I see a lot of them for cars and honestly, the Vortex Generators are more better used on bigger vehicles such as ours and semi trucks.  They are also gaining popularity among aviation enthusiasts as it has been proven they create a greater safety margin for pilots.  The VGs actually improve stall speeds on small to large aircraft thus allowing for improved recovery time because an aircraft normally stalling at say around 60 knots w/o VGs and that same aircraft WITH VGs now has a stall speed of about 45 knots, thus taking longer for it to stall and giving the pilot a little more time to recover from a stall and also slower landing speeds.
Fredric,
Captain of the Ground Ship "Aluminum Goose"
28' Holiday Rambler Imperial 28

Madathlon

I looked up the Air Tabs, and even the tread where Froggy1936 put his on backwards and still seen improvement.
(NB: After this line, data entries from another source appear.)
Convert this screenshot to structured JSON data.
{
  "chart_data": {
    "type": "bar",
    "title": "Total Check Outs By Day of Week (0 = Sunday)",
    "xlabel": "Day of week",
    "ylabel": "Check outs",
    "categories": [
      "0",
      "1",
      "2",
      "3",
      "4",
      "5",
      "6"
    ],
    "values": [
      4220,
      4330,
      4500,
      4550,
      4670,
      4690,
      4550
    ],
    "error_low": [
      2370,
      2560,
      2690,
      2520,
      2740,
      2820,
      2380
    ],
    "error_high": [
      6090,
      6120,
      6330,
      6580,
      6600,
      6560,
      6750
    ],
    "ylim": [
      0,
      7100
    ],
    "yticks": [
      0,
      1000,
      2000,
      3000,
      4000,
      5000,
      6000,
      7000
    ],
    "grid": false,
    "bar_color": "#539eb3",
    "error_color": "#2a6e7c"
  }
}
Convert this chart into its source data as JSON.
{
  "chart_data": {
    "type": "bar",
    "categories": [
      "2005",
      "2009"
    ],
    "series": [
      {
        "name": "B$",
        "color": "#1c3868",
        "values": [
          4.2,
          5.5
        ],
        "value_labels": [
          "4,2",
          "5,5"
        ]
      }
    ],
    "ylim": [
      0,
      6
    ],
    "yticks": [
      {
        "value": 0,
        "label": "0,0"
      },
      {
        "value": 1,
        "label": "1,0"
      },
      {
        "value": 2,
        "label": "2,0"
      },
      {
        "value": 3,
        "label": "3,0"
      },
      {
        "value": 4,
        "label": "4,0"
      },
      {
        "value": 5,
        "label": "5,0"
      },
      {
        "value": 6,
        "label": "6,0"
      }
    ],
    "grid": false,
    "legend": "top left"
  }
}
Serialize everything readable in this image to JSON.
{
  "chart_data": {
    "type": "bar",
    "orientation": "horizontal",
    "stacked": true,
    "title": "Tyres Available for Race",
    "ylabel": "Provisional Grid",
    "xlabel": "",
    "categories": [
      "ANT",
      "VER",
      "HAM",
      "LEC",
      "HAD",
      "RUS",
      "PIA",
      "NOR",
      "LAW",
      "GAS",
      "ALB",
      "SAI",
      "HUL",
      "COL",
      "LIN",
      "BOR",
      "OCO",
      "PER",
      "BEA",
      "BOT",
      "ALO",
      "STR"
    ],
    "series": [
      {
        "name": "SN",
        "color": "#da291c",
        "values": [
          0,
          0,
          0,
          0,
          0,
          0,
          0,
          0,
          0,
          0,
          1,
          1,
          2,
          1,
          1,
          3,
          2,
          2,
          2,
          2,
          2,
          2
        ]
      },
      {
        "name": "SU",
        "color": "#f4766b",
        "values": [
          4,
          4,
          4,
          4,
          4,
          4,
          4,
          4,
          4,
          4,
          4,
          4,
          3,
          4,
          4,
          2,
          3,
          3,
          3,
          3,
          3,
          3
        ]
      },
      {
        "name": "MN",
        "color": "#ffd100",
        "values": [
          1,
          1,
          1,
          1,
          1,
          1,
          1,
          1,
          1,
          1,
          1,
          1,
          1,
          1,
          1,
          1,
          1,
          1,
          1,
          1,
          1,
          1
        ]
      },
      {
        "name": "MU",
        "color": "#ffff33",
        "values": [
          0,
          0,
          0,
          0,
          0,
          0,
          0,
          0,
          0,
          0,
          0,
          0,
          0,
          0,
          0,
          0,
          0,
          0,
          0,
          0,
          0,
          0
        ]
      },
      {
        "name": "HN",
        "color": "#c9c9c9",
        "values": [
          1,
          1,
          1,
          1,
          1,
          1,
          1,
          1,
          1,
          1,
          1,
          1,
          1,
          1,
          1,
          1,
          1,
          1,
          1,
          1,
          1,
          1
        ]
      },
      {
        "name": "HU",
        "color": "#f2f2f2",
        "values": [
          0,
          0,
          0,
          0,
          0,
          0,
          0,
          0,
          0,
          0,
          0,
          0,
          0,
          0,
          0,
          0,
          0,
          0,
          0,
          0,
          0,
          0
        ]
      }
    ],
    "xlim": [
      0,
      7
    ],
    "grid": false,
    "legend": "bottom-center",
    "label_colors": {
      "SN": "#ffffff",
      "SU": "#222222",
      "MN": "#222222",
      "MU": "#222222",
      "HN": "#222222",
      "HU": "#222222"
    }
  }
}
But the Air tab website buy page seems to be gone or down :(


It does seem to be a good idea doe reducing drag.
Madathlon
   CWO4 Motor Pool Chief (retired)
   Onan Master Installer/Service Tech
   Mercury Marine Golden Wrench
   OMC Master Marine Tech
   ASE Master Tech

Elandan2

Rick and Tracy Ellerbeck

Elandan2

Rick and Tracy Ellerbeck

Oz

A note on the AirTabs - To be properly outfitted with the correct number of them, I don't think they fall into the category of "cheap" modifications or changes, which is the focus of this topic to identify.
1969 D22, 2 x 1974 D24 Indians, 1977 27' Itasca

engineer bill

As far as a "cheap and easy" mpg modification. I found that carefully adjusting my parking brake (lever operated/cable actuated/rear brake) yielded an additional 1.2 mpg. Yeah, I was surprised.
"on the road again, I just can't wait to get on the road again..."
thanks to Willie Nelson

legomybago

Never get crap happy with a slap happy pappy

Rickf1985

Along with the magnets on the fuel line to align the gas molecules. those two together should get you another 5 MPG. W% W%
Sorry, 45 years of installing that kind of stuff that people bought for them to try out. 99.9% failure rate.

MotorPro


Rickf1985

There were a couple of things that did gain a tiny bit of mileage. I don't even remember what they were now and I don't think they are still around. This was 30 years ago. The gains were in the quarter MPG range so it was not exactly worth the effort. And that was on a car. If you want more MPG you are going to have to pay for it, no way around it. It is a contradiction of terms but you need more power to get better mileage. The power has to be made more efficiently and your right foot has to be trained how to use that power efficiently. The first part of that equation is the expensive part, the second part is free.